In conclusion, I want to highlight the most important thing you need to implement when working with RAG. From the very first minute you pick up the file and start filing RAG, the question will arise of how to evaluate the quality of what you’re getting. Filing blind is not an option, and checking quality by hand each time is not an option either, because you should be checking not one or two but dozens, preferably hundreds of questions/answers, even after a small single change. Not to mention that when you switch the embedder library or the generative LLM, you need to run at least several dozen tests and assess the quality of the result. As a rule, the following approaches are used to evaluate the quality of a RAG model:

1. Evaluation questions — should be written by humans. There’s no getting around this: only you (or your client) know what questions will be asked of the system, and no one but you will write the test questions.

2. Reference (gold) answers — ideally should also be written by humans, and preferably by different people and in two (or even three) versions, to reduce dependence on the human factor.
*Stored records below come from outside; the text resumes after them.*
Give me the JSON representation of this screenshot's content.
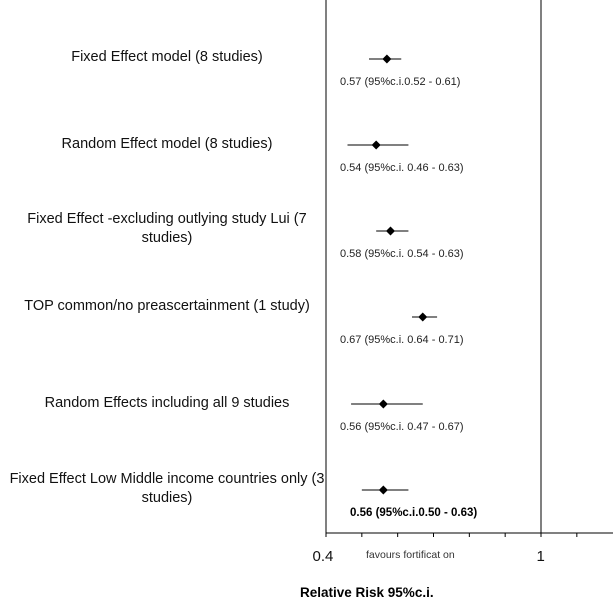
{
  "chart_data": {
    "type": "forest",
    "xlabel": "Relative Risk 95%c.i.",
    "x_axis_ticks": [
      {
        "value": 0.4,
        "label": "0.4"
      },
      {
        "value": 1,
        "label": "1"
      }
    ],
    "xlim": [
      0.4,
      1.2
    ],
    "reference_line": 1,
    "region_label": "favours fortificat on",
    "rows": [
      {
        "label": "Fixed Effect model (8 studies)",
        "estimate": 0.57,
        "ci_low": 0.52,
        "ci_high": 0.61,
        "ci_text": "0.57 (95%c.i.0.52 - 0.61)",
        "bold": false
      },
      {
        "label": "Random Effect model (8 studies)",
        "estimate": 0.54,
        "ci_low": 0.46,
        "ci_high": 0.63,
        "ci_text": "0.54 (95%c.i. 0.46 - 0.63)",
        "bold": false
      },
      {
        "label": "Fixed Effect -excluding outlying study Lui (7 studies)",
        "estimate": 0.58,
        "ci_low": 0.54,
        "ci_high": 0.63,
        "ci_text": "0.58 (95%c.i. 0.54 - 0.63)",
        "bold": false
      },
      {
        "label": "TOP common/no preascertainment (1 study)",
        "estimate": 0.67,
        "ci_low": 0.64,
        "ci_high": 0.71,
        "ci_text": "0.67 (95%c.i. 0.64 - 0.71)",
        "bold": false
      },
      {
        "label": "Random Effects including all 9 studies",
        "estimate": 0.56,
        "ci_low": 0.47,
        "ci_high": 0.67,
        "ci_text": "0.56 (95%c.i. 0.47 - 0.67)",
        "bold": false
      },
      {
        "label": "Fixed Effect Low Middle income countries only (3 studies)",
        "estimate": 0.56,
        "ci_low": 0.5,
        "ci_high": 0.63,
        "ci_text": "0.56 (95%c.i.0.50 - 0.63)",
        "bold": true
      }
    ],
    "grid": false,
    "marker_color": "#000000",
    "line_color": "#000000"
  }
}
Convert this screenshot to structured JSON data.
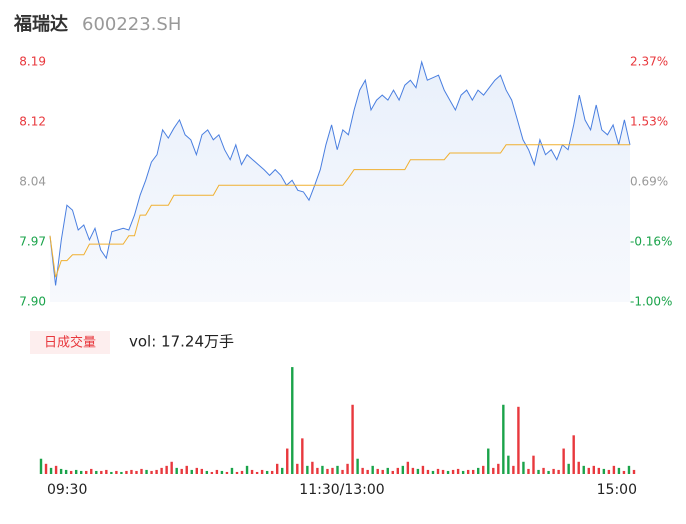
{
  "chart_data": {
    "type": "intraday",
    "title": "福瑞达",
    "subtitle": "600223.SH",
    "ylim": [
      7.9,
      8.19
    ],
    "yticks": [
      {
        "value": 8.19,
        "label": "8.19"
      },
      {
        "value": 8.1175,
        "label": "8.12"
      },
      {
        "value": 8.045,
        "label": "8.04"
      },
      {
        "value": 7.9725,
        "label": "7.97"
      },
      {
        "value": 7.9,
        "label": "7.90"
      }
    ],
    "ytick_colors": [
      "#e8383d",
      "#e8383d",
      "#999999",
      "#1aa34a",
      "#1aa34a"
    ],
    "y2lim": [
      -1.0,
      2.37
    ],
    "y2ticks": [
      {
        "value": 2.37,
        "label": "2.37%"
      },
      {
        "value": 1.5275,
        "label": "1.53%"
      },
      {
        "value": 0.685,
        "label": "0.69%"
      },
      {
        "value": -0.1575,
        "label": "-0.16%"
      },
      {
        "value": -1.0,
        "label": "-1.00%"
      }
    ],
    "xlim": [
      0,
      240
    ],
    "xticks": [
      {
        "value": 0,
        "label": "09:30"
      },
      {
        "value": 120,
        "label": "11:30/13:00"
      },
      {
        "value": 240,
        "label": "15:00"
      }
    ],
    "series": [
      {
        "name": "price",
        "color": "#4a7fe0",
        "values": [
          7.98,
          7.92,
          7.975,
          8.017,
          8.011,
          7.987,
          7.993,
          7.975,
          7.989,
          7.963,
          7.953,
          7.985,
          7.987,
          7.989,
          7.987,
          8.005,
          8.029,
          8.047,
          8.069,
          8.078,
          8.108,
          8.098,
          8.11,
          8.12,
          8.102,
          8.096,
          8.078,
          8.102,
          8.108,
          8.096,
          8.102,
          8.084,
          8.072,
          8.09,
          8.066,
          8.078,
          8.072,
          8.066,
          8.06,
          8.053,
          8.06,
          8.053,
          8.041,
          8.047,
          8.035,
          8.033,
          8.023,
          8.041,
          8.06,
          8.09,
          8.114,
          8.084,
          8.108,
          8.102,
          8.132,
          8.156,
          8.168,
          8.132,
          8.144,
          8.15,
          8.144,
          8.156,
          8.144,
          8.162,
          8.168,
          8.159,
          8.19,
          8.168,
          8.171,
          8.174,
          8.156,
          8.144,
          8.132,
          8.15,
          8.156,
          8.144,
          8.156,
          8.15,
          8.159,
          8.168,
          8.174,
          8.156,
          8.144,
          8.12,
          8.096,
          8.084,
          8.066,
          8.096,
          8.078,
          8.084,
          8.072,
          8.09,
          8.084,
          8.114,
          8.15,
          8.12,
          8.108,
          8.138,
          8.108,
          8.102,
          8.114,
          8.09,
          8.12,
          8.09
        ]
      },
      {
        "name": "average",
        "color": "#f0b030",
        "values": [
          7.98,
          7.93,
          7.95,
          7.95,
          7.957,
          7.957,
          7.957,
          7.97,
          7.97,
          7.97,
          7.97,
          7.97,
          7.97,
          7.97,
          7.98,
          7.98,
          8.005,
          8.005,
          8.017,
          8.017,
          8.017,
          8.017,
          8.029,
          8.029,
          8.029,
          8.029,
          8.029,
          8.029,
          8.029,
          8.029,
          8.041,
          8.041,
          8.041,
          8.041,
          8.041,
          8.041,
          8.041,
          8.041,
          8.041,
          8.041,
          8.041,
          8.041,
          8.041,
          8.041,
          8.041,
          8.041,
          8.041,
          8.041,
          8.041,
          8.041,
          8.041,
          8.041,
          8.041,
          8.05,
          8.06,
          8.06,
          8.06,
          8.06,
          8.06,
          8.06,
          8.06,
          8.06,
          8.06,
          8.06,
          8.072,
          8.072,
          8.072,
          8.072,
          8.072,
          8.072,
          8.072,
          8.08,
          8.08,
          8.08,
          8.08,
          8.08,
          8.08,
          8.08,
          8.08,
          8.08,
          8.08,
          8.09,
          8.09,
          8.09,
          8.09,
          8.09,
          8.09,
          8.09,
          8.09,
          8.09,
          8.09,
          8.09,
          8.09,
          8.09,
          8.09,
          8.09,
          8.09,
          8.09,
          8.09,
          8.09,
          8.09,
          8.09,
          8.09,
          8.09
        ]
      }
    ],
    "volume": {
      "label": "日成交量",
      "text": "vol: 17.24万手",
      "ylim": [
        0,
        110
      ],
      "up_color": "#e8383d",
      "down_color": "#1aa34a",
      "values": [
        15,
        10,
        6,
        8,
        5,
        4,
        3,
        4,
        3,
        3,
        5,
        3,
        3,
        4,
        2,
        3,
        2,
        3,
        4,
        3,
        5,
        4,
        3,
        4,
        6,
        8,
        12,
        6,
        5,
        8,
        4,
        6,
        5,
        3,
        2,
        4,
        3,
        2,
        6,
        2,
        3,
        8,
        4,
        2,
        4,
        3,
        3,
        10,
        6,
        25,
        105,
        10,
        35,
        8,
        12,
        6,
        8,
        5,
        6,
        8,
        4,
        10,
        68,
        15,
        6,
        4,
        8,
        5,
        4,
        6,
        3,
        6,
        8,
        12,
        6,
        5,
        8,
        4,
        3,
        5,
        4,
        3,
        4,
        5,
        3,
        4,
        4,
        6,
        8,
        25,
        6,
        10,
        68,
        18,
        8,
        66,
        12,
        5,
        18,
        4,
        6,
        3,
        5,
        4,
        25,
        10,
        38,
        12,
        8,
        6,
        8,
        6,
        5,
        4,
        8,
        6,
        3,
        8,
        4
      ],
      "up": [
        false,
        true,
        false,
        true,
        false,
        false,
        true,
        false,
        false,
        true,
        true,
        false,
        true,
        true,
        false,
        true,
        false,
        true,
        true,
        true,
        true,
        false,
        true,
        true,
        true,
        true,
        true,
        false,
        true,
        true,
        false,
        true,
        true,
        false,
        true,
        true,
        false,
        true,
        false,
        true,
        true,
        false,
        true,
        true,
        true,
        false,
        true,
        true,
        false,
        true,
        false,
        true,
        true,
        false,
        true,
        true,
        false,
        true,
        true,
        false,
        true,
        true,
        true,
        false,
        true,
        true,
        false,
        true,
        true,
        false,
        true,
        true,
        false,
        true,
        true,
        false,
        true,
        true,
        false,
        true,
        true,
        false,
        true,
        true,
        false,
        true,
        true,
        false,
        true,
        false,
        true,
        true,
        false,
        false,
        true,
        true,
        false,
        true,
        true,
        false,
        true,
        false,
        true,
        true,
        true,
        false,
        true,
        true,
        false,
        true,
        true,
        true,
        false,
        true,
        true,
        false,
        true,
        false,
        true
      ]
    }
  }
}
But there are options here. For example, OpenAI Assistants on the GPT Turbo model handle this task quite well, especially if you don’t load them with large documents (over 100 pages). To obtain reference answers, you can write a script that calls the assistant (with the relevant documents loaded) and asks it all your test questions, even asking the same question several times.

3. Closeness of LLM answers to the reference ones — measured by several metrics such as BERTScore, BLEURT, METEOR, and even simple ROUGE. Typically, a weighted composite metric is selected empirically as a sum of the above (with appropriate coefficients) that best reflects the actual closeness of your LLM’s answers to the gold answers.

4. Reference chunks and closeness of the retrieved chunks to the reference ones. As a rule, a novice RAG builder, in their eagerness to quickly get good answers from the generator, completely forgets that the retrieved chunks fed into that generator account for 80% of the answer quality. Therefore, when developing RAG, primary attention must be paid to the data the retriever found. First, you need to create a database of questions and their corresponding chunks, and every time you file your RAG with a rasp, check how accurately the retriever found the chunks corresponding to the user’s query.

I look forward to your questions and comments!